Korelasi kendaraan bermotor, urusan parkir dan posisi-peranan mahasiswa tak bisa dilepaskan dengan analisa ilmiah yang ditekuni mahasiswa dalam proses pergumulan ilmu. Jika banyaknya kendaraan bermotor di dalam parkiran kampus, menyebabkan penatnya aktivitas ilmiah. Maka yang perlu dipertanyakan bukan se per se yang harus ditelisik lebih dalam, melainkan bagaimana kita dapat masuk dalam relasi kuasa pendidikan yang mengatur otoritas kesadaran kita.
Sementara proses kesadaran terbentuk bukan hanya melalui teks yang kaku, melainkan bagaimana teks dapat bergumul dengan realita sosial yang ada dengan relasi kuasa yang membentuknya. Pertanyaan reflektifnya, apakah pengetahuan yang mempengaruhi relasi kuasa? atau relasi kuasa yang mempengaruhi pengetahuan? Jika kedua penulis mampu menjawab pertanyaan reflektif ini. Maka premis dan kesimpulan yang diusulkan bukan hanya pada tataran kesadaran magis atau naif, melainkan melampaui pada kesadaran kritis.

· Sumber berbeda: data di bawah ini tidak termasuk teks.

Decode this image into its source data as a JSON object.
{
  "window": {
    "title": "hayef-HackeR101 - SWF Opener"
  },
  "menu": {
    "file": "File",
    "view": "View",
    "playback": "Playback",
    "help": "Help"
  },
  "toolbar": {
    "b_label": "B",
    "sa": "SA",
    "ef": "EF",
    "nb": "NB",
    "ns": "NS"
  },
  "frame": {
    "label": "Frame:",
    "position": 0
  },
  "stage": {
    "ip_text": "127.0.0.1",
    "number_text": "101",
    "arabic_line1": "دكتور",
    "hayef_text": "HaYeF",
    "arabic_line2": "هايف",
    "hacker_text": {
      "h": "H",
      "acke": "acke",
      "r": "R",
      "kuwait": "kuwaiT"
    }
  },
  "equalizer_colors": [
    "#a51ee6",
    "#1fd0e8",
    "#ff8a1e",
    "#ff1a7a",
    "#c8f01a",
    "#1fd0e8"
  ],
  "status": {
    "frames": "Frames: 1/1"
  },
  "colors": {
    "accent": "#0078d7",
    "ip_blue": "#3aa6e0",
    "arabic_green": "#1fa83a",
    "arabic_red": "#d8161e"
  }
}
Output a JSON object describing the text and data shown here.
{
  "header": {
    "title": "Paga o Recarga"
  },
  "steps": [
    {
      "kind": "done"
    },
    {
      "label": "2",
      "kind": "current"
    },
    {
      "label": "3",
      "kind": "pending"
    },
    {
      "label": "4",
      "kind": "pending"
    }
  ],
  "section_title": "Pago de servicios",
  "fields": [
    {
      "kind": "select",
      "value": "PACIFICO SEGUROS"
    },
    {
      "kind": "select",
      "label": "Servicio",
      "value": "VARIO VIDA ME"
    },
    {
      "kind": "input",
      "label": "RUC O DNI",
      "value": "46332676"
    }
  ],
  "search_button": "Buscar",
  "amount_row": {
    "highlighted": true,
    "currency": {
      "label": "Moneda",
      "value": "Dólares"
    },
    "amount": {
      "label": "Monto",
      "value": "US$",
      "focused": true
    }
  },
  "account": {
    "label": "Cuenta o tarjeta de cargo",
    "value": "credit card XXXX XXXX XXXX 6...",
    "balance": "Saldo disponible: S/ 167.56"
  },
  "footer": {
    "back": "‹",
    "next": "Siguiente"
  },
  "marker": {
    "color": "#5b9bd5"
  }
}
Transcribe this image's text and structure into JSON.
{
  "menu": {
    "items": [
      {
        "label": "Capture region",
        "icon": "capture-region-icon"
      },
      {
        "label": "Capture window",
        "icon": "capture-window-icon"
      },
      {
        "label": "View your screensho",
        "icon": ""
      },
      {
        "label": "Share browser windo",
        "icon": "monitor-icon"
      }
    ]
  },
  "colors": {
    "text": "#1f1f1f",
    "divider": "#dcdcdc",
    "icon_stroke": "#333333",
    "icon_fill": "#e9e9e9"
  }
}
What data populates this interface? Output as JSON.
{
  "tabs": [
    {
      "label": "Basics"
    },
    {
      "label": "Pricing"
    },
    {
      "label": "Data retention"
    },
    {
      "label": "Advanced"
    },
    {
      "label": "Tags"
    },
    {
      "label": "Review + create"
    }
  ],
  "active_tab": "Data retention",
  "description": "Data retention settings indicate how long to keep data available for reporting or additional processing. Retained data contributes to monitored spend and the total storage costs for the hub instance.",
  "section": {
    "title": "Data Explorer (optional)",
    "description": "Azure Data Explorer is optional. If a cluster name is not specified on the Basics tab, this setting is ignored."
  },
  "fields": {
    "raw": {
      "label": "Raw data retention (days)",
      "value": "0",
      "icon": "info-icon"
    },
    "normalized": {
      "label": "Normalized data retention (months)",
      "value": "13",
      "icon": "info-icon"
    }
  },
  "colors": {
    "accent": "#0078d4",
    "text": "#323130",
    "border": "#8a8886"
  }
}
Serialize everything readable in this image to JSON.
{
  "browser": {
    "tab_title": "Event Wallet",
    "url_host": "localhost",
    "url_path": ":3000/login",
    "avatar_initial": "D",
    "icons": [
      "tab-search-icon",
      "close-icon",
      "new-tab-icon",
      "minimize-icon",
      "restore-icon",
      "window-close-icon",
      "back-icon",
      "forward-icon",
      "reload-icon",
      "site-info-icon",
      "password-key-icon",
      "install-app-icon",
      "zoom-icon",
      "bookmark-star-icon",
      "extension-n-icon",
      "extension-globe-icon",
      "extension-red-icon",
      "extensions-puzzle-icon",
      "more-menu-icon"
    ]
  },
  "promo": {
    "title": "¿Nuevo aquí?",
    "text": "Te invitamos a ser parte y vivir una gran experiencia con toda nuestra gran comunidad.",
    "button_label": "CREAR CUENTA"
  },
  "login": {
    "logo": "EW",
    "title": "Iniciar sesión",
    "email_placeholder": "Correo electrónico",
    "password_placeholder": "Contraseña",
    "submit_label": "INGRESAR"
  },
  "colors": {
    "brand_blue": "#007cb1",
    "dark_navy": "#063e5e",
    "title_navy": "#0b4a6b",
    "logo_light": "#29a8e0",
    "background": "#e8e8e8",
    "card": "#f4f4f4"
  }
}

            Persoalan kampus IAIN Surakarta tidak ada bedanya dengan UMS yang menghadapi pembludakan motor diparkiran. Tetapi pada suatu saat ada sekelompok mahasiswa yang menemui saya untuk memperbincangkan persoalan parkiran kampus yang sesak. Diakhir perbincangan, kita sepakat untuk beraudiensi dengan pihak rektorat dan mengusulkan pemberian sepeda onthel kepada mahasiswa baru, dengan mengambil sebagian biaya pendidikan mahasiswa baru atau bekerja sama dengan bank yang terdaftar di kampus seperti yang sudah dilakukan oleh UGM. Setelah itu kita akan membentuk komunitas bike to campus guna mewadahi mahasiswa yang mengendarai sepeda ke kampus, dan memperkecil ruang parkir yang semakin sempit oleh sepeda motor. Dan yang paling utama adalah memperlebar lahan penghijauan kampus dengan ide-ide kreatif mahasiswa ini. Saya pikir nalar kritis yang dibangun oleh mahasiswa yang peduli terhadap masalah parkiran ini, sudah memasuki ranah pengetahuan dan komitmen yang rasional untuk perbaikan kampus yang kondusif bagi peretas ilmu pengetahuan. Mungkin begitu.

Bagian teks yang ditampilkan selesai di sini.